Nota bene: As I was around this theme & two times promised to attend to a particular reduction of the head
in the main doc retrieval path (#2539). HLS was always retrieving documentation doing the head [res]
. Removing it also uncovered a bunch of other stuff around that code.
head
removal is not the main agenda, PR is part of work towards provisioning argument documentation, the main agenda there is to provide argument documentation in a form that is neat for further processing.
IMO, partial functions are fine, if there is sufficient local proof that it is total in the given context (e.g. the input to a partial function is controlled by the outer function itself). https://github.com/haskell/haskell-language-server/issues/2672#issuecomment-1044260987 is an example where no such local proof is possible and the callstack is actually really long. So the caller cannot make any reasonable assumption about env
never being Nothing
.
On the other hand, I don't think a function like this needs any adjustment:
foo :: ShortByteString -> ShortByteString
foo sbs
| null sbs = sbs
| last sbs == _space = "lol"
| otherwise = "shrug"
So I'm not too thrilled about enforcing hlint compliance. It's a nuisance.

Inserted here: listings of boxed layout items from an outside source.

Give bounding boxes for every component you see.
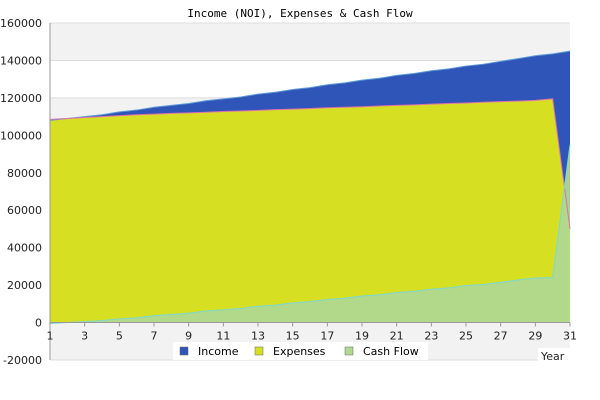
y-tick-label: -20000 xyxy=(3,354,42,367)
x-axis-label-bg xyxy=(538,348,570,362)
y-tick-label: 20000 xyxy=(7,279,42,292)
x-tick-label: 19 xyxy=(355,330,369,343)
expenses-legend-swatch xyxy=(254,346,264,356)
cash-flow-legend-swatch xyxy=(344,346,354,356)
grid-band xyxy=(50,23,570,61)
expenses-area xyxy=(50,98,570,323)
cash-flow-line xyxy=(49,144,571,324)
expenses-line xyxy=(49,98,571,230)
income-legend-swatch xyxy=(179,346,189,356)
x-axis-label: Year xyxy=(540,350,565,363)
y-axis-ticks: -20000 0 20000 40000 60000 80000 100000 120000 1… xyxy=(0,17,42,367)
x-tick-label: 27 xyxy=(494,330,508,343)
series-areas xyxy=(49,50,571,324)
x-tick-label: 15 xyxy=(286,330,300,343)
x-tick-label: 11 xyxy=(216,330,230,343)
chart-title: Income (NOI), Expenses & Cash Flow xyxy=(187,7,413,20)
x-tick-label: 23 xyxy=(424,330,438,343)
income-line xyxy=(49,50,571,121)
expenses-legend-label: Expenses xyxy=(273,345,326,358)
y-tick-label: 40000 xyxy=(7,242,42,255)
x-tick-label: 13 xyxy=(251,330,265,343)
y-tick-label: 60000 xyxy=(7,204,42,217)
y-tick-label: 80000 xyxy=(7,167,42,180)
x-tick-label: 17 xyxy=(320,330,334,343)
y-tick-label: 140000 xyxy=(0,54,42,67)
y-tick-label: 120000 xyxy=(0,92,42,105)
axes xyxy=(49,23,570,360)
x-axis-ticks: 1 3 5 7 9 11 13 15 17 19 21 23 25 27 29 31 xyxy=(47,322,577,343)
x-tick-label: 7 xyxy=(151,330,158,343)
x-tick-label: 9 xyxy=(185,330,192,343)
cash-flow-legend-label: Cash Flow xyxy=(363,345,419,358)
y-tick-label: 100000 xyxy=(0,129,42,142)
legend-bg xyxy=(173,342,428,360)
x-tick-label: 3 xyxy=(81,330,88,343)
y-tick-label: 0 xyxy=(35,317,42,330)
y-tick-label: 160000 xyxy=(0,17,42,30)
income-legend-label: Income xyxy=(198,345,239,358)
x-tick-label: 5 xyxy=(116,330,123,343)
x-tick-label: 25 xyxy=(459,330,473,343)
cash-flow-area xyxy=(50,144,570,324)
legend: Income Expenses Cash Flow xyxy=(173,342,428,360)
x-tick-label: 31 xyxy=(563,330,577,343)
x-tick-label: 29 xyxy=(528,330,542,343)
x-tick-label: 1 xyxy=(47,330,54,343)
x-tick-label: 21 xyxy=(390,330,404,343)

I agree it is a nuisance but I would like to give here a different perspective: if hls crash for a beginner user, they are basically clueless what happened. Even if able to find Output
in VSCode, finding the reason why hls crashed is hard (it is not necessarily the very last line in the output); and if the line contains just Prelude.head: empty list
finding a workaround for such user is impossible.
So it's a nuisance for developer, but if the things go wrong way, for a user it is a deal breaker.

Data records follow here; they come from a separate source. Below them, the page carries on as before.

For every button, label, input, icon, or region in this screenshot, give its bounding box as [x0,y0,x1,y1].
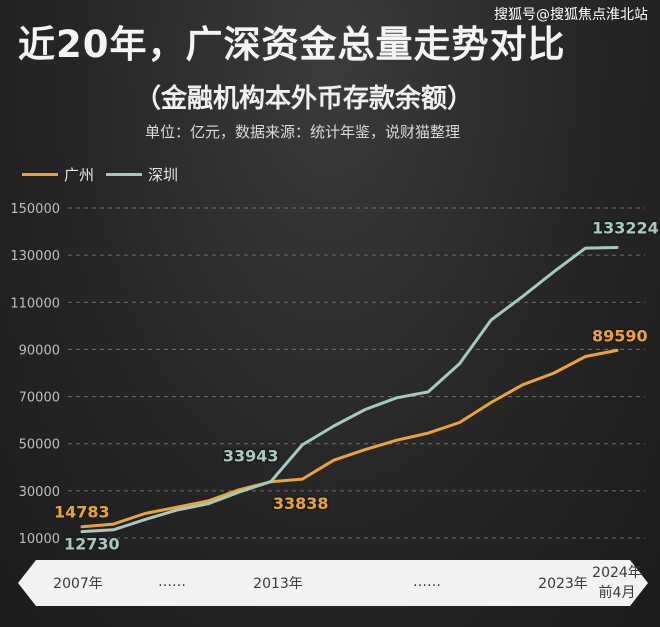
legend: 广州 深圳 [22,164,190,184]
y-tick-label: 50000 [19,438,60,453]
data-label: 14783 [54,503,110,522]
legend-label-shenzhen: 深圳 [148,165,179,184]
x-tick-label: 2007年 [53,576,103,592]
data-label: 133224 [592,219,659,238]
data-label: 89590 [592,326,648,345]
legend-label-guangzhou: 广州 [64,165,95,184]
y-tick-label: 130000 [10,249,60,264]
chart-title: 近20年，广深资金总量走势对比 [18,23,566,66]
series-line-guangzhou [80,348,619,529]
x-tick-label: 2023年 [538,576,588,592]
x-tick-label: 前4月 [599,584,636,601]
x-tick-label: …… [413,574,441,590]
y-tick-label: 10000 [19,532,60,547]
legend-swatch-shenzhen [106,172,143,176]
y-tick-label: 90000 [19,343,60,358]
legend-swatch-guangzhou [22,172,58,176]
chart-subtitle: （金融机构本外币存款余额） [135,84,474,114]
legend-item-guangzhou: 广州 [22,164,94,185]
y-tick-label: 30000 [19,485,60,500]
data-label: 33838 [273,494,329,513]
x-tick-label: …… [158,574,186,590]
y-tick-label: 70000 [19,391,60,406]
series-line-shenzhen [80,246,619,534]
unit-note: 单位：亿元，数据来源：统计年鉴，说财猫整理 [145,123,461,141]
x-axis-band [18,560,648,606]
legend-item-shenzhen: 深圳 [106,164,178,185]
y-tick-label: 150000 [10,202,60,217]
data-label: 12730 [64,535,120,554]
x-tick-label: 2013年 [253,576,303,592]
data-label: 33943 [223,447,279,466]
watermark: 搜狐号@搜狐焦点淮北站 [494,7,648,23]
y-tick-label: 110000 [10,296,60,311]
x-tick-label: 2024年 [592,565,642,581]
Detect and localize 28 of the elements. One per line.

I think we need a hlint ratchet, even if it's going to be very tedious to whitelist all the existing usages. At the moment it's way too easy for people to introduce new partial function usage, even when it's very easy to avoid. We need something to slow that down.
Ratchet started here: https://github.com/haskell/haskell-language-server/pull/2974
Ratchet committed, you can now use .hlint.yaml
as a hit list of things to fix :)
I don't think a function like this needs any adjustment:
foo :: ShortByteString -> ShortByteString foo sbs | null sbs = sbs | last sbs == _space = "lol" | otherwise = "shrug"
So I'm not too thrilled about enforcing hlint compliance. It's a nuisance.
Why wouldn't you want to replace that with this?
foo :: ShortByteString -> ShortByteString
foo sbs = case unsnoc sbs of
Nothing -> sbs
Just (_, x)
| x == _space -> "lol"
| otherwise -> "shrug"
I don't think a function like this needs any adjustment:
foo :: ShortByteString -> ShortByteString foo sbs | null sbs = sbs | last sbs == _space = "lol" | otherwise = "shrug"
So I'm not too thrilled about enforcing hlint compliance. It's a nuisance.
Why wouldn't you want to replace that with this?
foo :: ShortByteString -> ShortByteString foo sbs = case unsnoc sbs of Nothing -> sbs Just (_, x) | x == _space -> "lol" | otherwise -> "shrug"
Because that easily gets ridiculous if you want to look at the first 8 characters. I have a lot of those examples from the filepath package, but I'm not gonna list all of them here.
HLS has quite a lot of use of partial functions. I'm sure many of these are benign, but we do occasionally get users reporting crashes with such (usually totally useless) errors.
Gradually reducing these is an easy, helpful thing for someone to do. Good new contributor issue!